Question

A typical cell has an electric potential difference across its cell membrane. The electric potential interior to the cell is 70mV less than that on the exterior. Under certain circumstances, the cell can redistribute charge so that the electric potential inside is 40 mV greater than that outside.
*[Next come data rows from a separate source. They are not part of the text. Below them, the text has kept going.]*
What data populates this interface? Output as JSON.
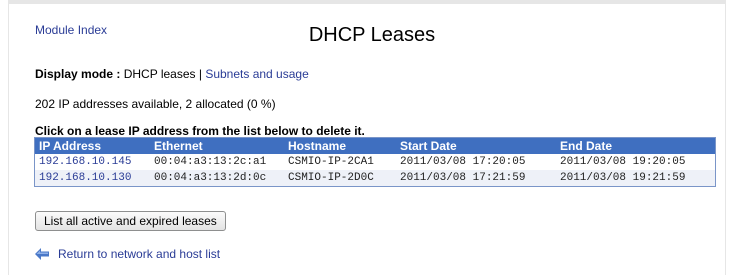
{
  "nav": {
    "module_index": "Module Index"
  },
  "page": {
    "title": "DHCP Leases"
  },
  "display_mode": {
    "label": "Display mode :",
    "current": "DHCP leases",
    "separator": "|",
    "alt_link": "Subnets and usage"
  },
  "availability": "202 IP addresses available, 2 allocated (0 %)",
  "instruction": "Click on a lease IP address from the list below to delete it.",
  "table": {
    "headers": [
      "IP Address",
      "Ethernet",
      "Hostname",
      "Start Date",
      "End Date"
    ],
    "rows": [
      [
        "192.168.10.145",
        "00:04:a3:13:2c:a1",
        "CSMIO-IP-2CA1",
        "2011/03/08 17:20:05",
        "2011/03/08 19:20:05"
      ],
      [
        "192.168.10.130",
        "00:04:a3:13:2d:0c",
        "CSMIO-IP-2D0C",
        "2011/03/08 17:21:59",
        "2011/03/08 19:21:59"
      ]
    ]
  },
  "buttons": {
    "list_all": "List all active and expired leases"
  },
  "footer": {
    "return_link": "Return to network and host list",
    "return_icon": "arrow-left-icon"
  },
  "colors": {
    "header_bg": "#3f6fc0",
    "link": "#2a3c96",
    "alt_row": "#eef1f8"
  }
}
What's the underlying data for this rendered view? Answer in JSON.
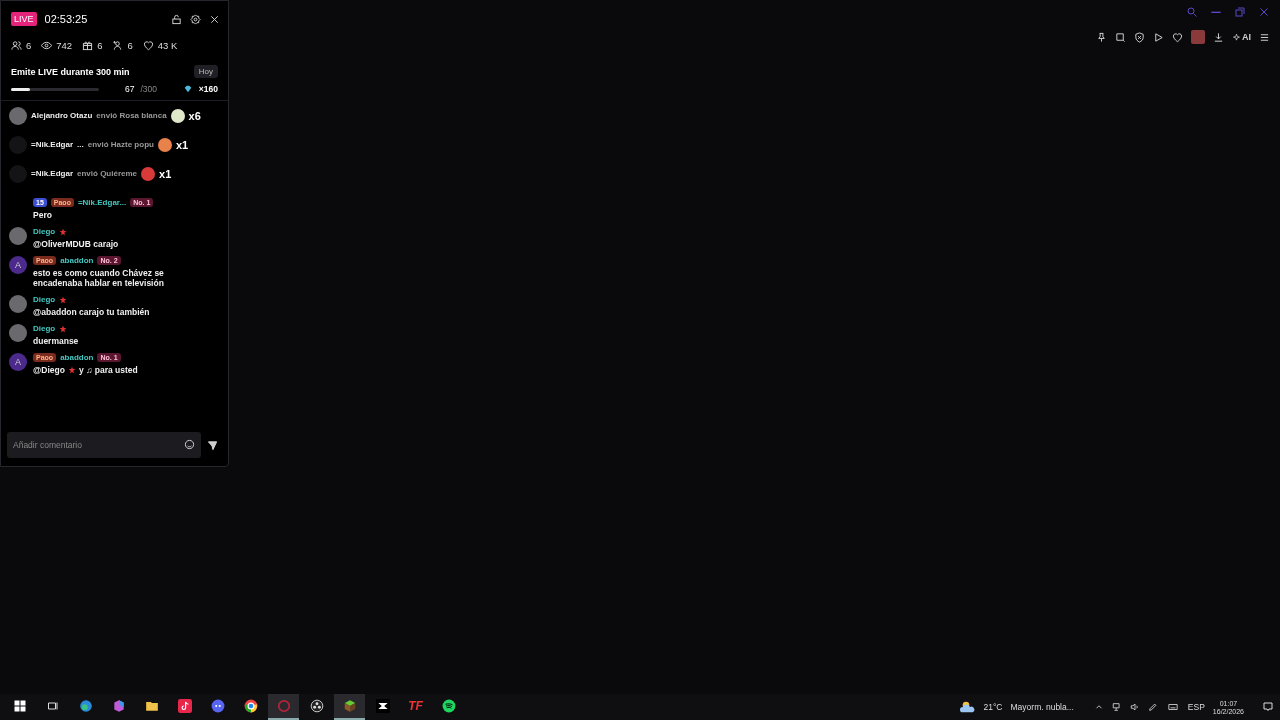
{
  "overlay": {
    "live_badge": "LIVE",
    "timer": "02:53:25",
    "stats": [
      {
        "kind": "users",
        "value": "6"
      },
      {
        "kind": "views",
        "value": "742"
      },
      {
        "kind": "gifts",
        "value": "6"
      },
      {
        "kind": "follows",
        "value": "6"
      },
      {
        "kind": "likes",
        "value": "43 K"
      }
    ],
    "goal": {
      "title": "Emite LIVE durante 300 min",
      "tag": "Hoy",
      "level": 0.22,
      "current": "67",
      "total": "/300",
      "reward": "×160"
    },
    "gift_alerts": [
      {
        "kind": "photo",
        "user": "Alejandro Otazu",
        "action": "envió Rosa blanca",
        "count": "x6",
        "color": "#dfe8c8"
      },
      {
        "kind": "dark",
        "user": "=Nik.Edgar",
        "suffix": "...",
        "action": "envió Hazte popu",
        "count": "x1",
        "color": "#e8824a"
      },
      {
        "kind": "dark",
        "user": "=Nik.Edgar",
        "action": "envió Quiéreme",
        "count": "x1",
        "color": "#d83a3a"
      }
    ],
    "messages": [
      {
        "kind": "none",
        "level": "15",
        "fan": "Paoo",
        "user": "=Nik.Edgar...",
        "rank": "No. 1",
        "star": false,
        "text": "Pero"
      },
      {
        "kind": "photo",
        "user": "Diego",
        "star": true,
        "text": "@OliverMDUB carajo"
      },
      {
        "kind": "letter",
        "avatar_letter": "A",
        "fan": "Paoo",
        "user": "abaddon",
        "rank": "No. 2",
        "star": false,
        "text": "esto es como cuando Chávez se encadenaba hablar en televisión"
      },
      {
        "kind": "photo",
        "user": "Diego",
        "star": true,
        "text": "@abaddon carajo tu también"
      },
      {
        "kind": "photo",
        "user": "Diego",
        "star": true,
        "text": "duermanse"
      },
      {
        "kind": "letter",
        "avatar_letter": "A",
        "fan": "Paoo",
        "user": "abaddon",
        "rank": "No. 1",
        "star": false,
        "mention": "@Diego",
        "text": "y ♫ para usted"
      }
    ],
    "comment": {
      "placeholder": "Añadir comentario"
    }
  },
  "browser_toolbar": {
    "ai_label": "AI"
  },
  "taskbar": {
    "apps": [
      {
        "kind": "edge",
        "selected": false
      },
      {
        "kind": "copilot",
        "selected": false
      },
      {
        "kind": "files",
        "selected": false
      },
      {
        "kind": "tiktok",
        "selected": false
      },
      {
        "kind": "discord",
        "selected": false
      },
      {
        "kind": "chrome",
        "selected": false
      },
      {
        "kind": "record",
        "selected": true
      },
      {
        "kind": "obs",
        "selected": false
      },
      {
        "kind": "minecraft",
        "selected": true
      },
      {
        "kind": "capcut",
        "selected": false
      },
      {
        "kind": "tf",
        "selected": false,
        "label": "TF"
      },
      {
        "kind": "spotify",
        "selected": false
      }
    ],
    "weather": {
      "temp": "21°C",
      "summary": "Mayorm. nubla..."
    },
    "language": "ESP",
    "time": "01:07",
    "date": "16/2/2026"
  }
}
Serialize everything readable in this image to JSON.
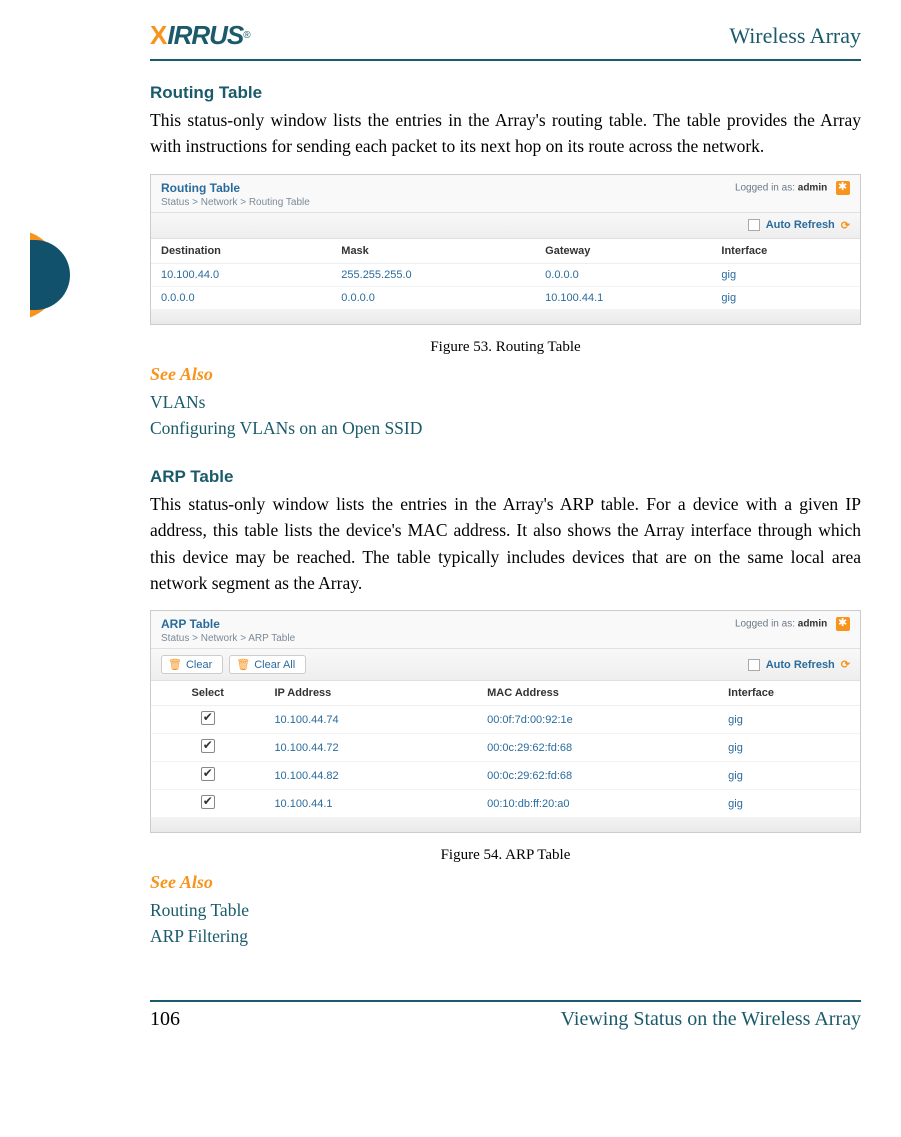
{
  "header": {
    "logo_text": "XIRRUS",
    "product_name": "Wireless Array"
  },
  "section1": {
    "heading": "Routing Table",
    "paragraph": "This status-only window lists the entries in the Array's routing table. The table provides the Array with instructions for sending each packet to its next hop on its route across the network."
  },
  "routing_screenshot": {
    "title": "Routing Table",
    "breadcrumb": "Status > Network > Routing Table",
    "logged_in_prefix": "Logged in as: ",
    "logged_in_user": "admin",
    "auto_refresh_label": "Auto Refresh",
    "columns": [
      "Destination",
      "Mask",
      "Gateway",
      "Interface"
    ],
    "rows": [
      {
        "dest": "10.100.44.0",
        "mask": "255.255.255.0",
        "gw": "0.0.0.0",
        "iface": "gig"
      },
      {
        "dest": "0.0.0.0",
        "mask": "0.0.0.0",
        "gw": "10.100.44.1",
        "iface": "gig"
      }
    ]
  },
  "figure53_caption": "Figure 53. Routing Table",
  "see_also_1": {
    "heading": "See Also",
    "links": [
      "VLANs",
      "Configuring VLANs on an Open SSID"
    ]
  },
  "section2": {
    "heading": "ARP Table",
    "paragraph": "This status-only window lists the entries in the Array's ARP table. For a device with a given IP address, this table lists the device's MAC address. It also shows the Array interface through which this device may be reached. The table typically includes devices that are on the same local area network segment as the Array."
  },
  "arp_screenshot": {
    "title": "ARP Table",
    "breadcrumb": "Status > Network > ARP Table",
    "logged_in_prefix": "Logged in as: ",
    "logged_in_user": "admin",
    "clear_label": "Clear",
    "clear_all_label": "Clear All",
    "auto_refresh_label": "Auto Refresh",
    "columns": [
      "Select",
      "IP Address",
      "MAC Address",
      "Interface"
    ],
    "rows": [
      {
        "ip": "10.100.44.74",
        "mac": "00:0f:7d:00:92:1e",
        "iface": "gig"
      },
      {
        "ip": "10.100.44.72",
        "mac": "00:0c:29:62:fd:68",
        "iface": "gig"
      },
      {
        "ip": "10.100.44.82",
        "mac": "00:0c:29:62:fd:68",
        "iface": "gig"
      },
      {
        "ip": "10.100.44.1",
        "mac": "00:10:db:ff:20:a0",
        "iface": "gig"
      }
    ]
  },
  "figure54_caption": "Figure 54. ARP Table",
  "see_also_2": {
    "heading": "See Also",
    "links": [
      "Routing Table",
      "ARP Filtering"
    ]
  },
  "footer": {
    "page_number": "106",
    "chapter_title": "Viewing Status on the Wireless Array"
  }
}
Assuming the membrane is 12 nm thick and that the net electric field inside it is uniform, how does that field change in the transition from having an interior that is 70 mV less than that on the exterior to having an interior that is 40 mV more than that on the exterior

Answer 1

Answer:

Answer is explained in the explanation section below

Explanation:

Direction of electric field is on decreasing potential:

Now, let vi = potential at interior and Vo = potential at exterior.

So, in first case:

Vo - Vi = 70mV

Vo >Vi

Let Field be E1,

Then,

E1d = 70mV

or

E1 x (12 x $10^{-9}$ ) = 70m V

Solving for E1,

E1 =  5.833 x $10^{6}$ V/m

and the direction is towards interior.

When Vi>Vo, then

Vi - Vo = 40mV

So,

E2d = 40 mV

E2 x (12 x $10^{-9}$ )  = 40 mV

Solving for E2,

E2 = 3.33 x $10^{6}$ V/m

And direction of E2 is from interior to exterior.

In conclusion, the magnitude of field changes from 5.833 x $10^{6}$ V/m to E2 = 3.33 x $10^{6}$ V/m and

direction changes from being towards cell interior to being towards cell exterior.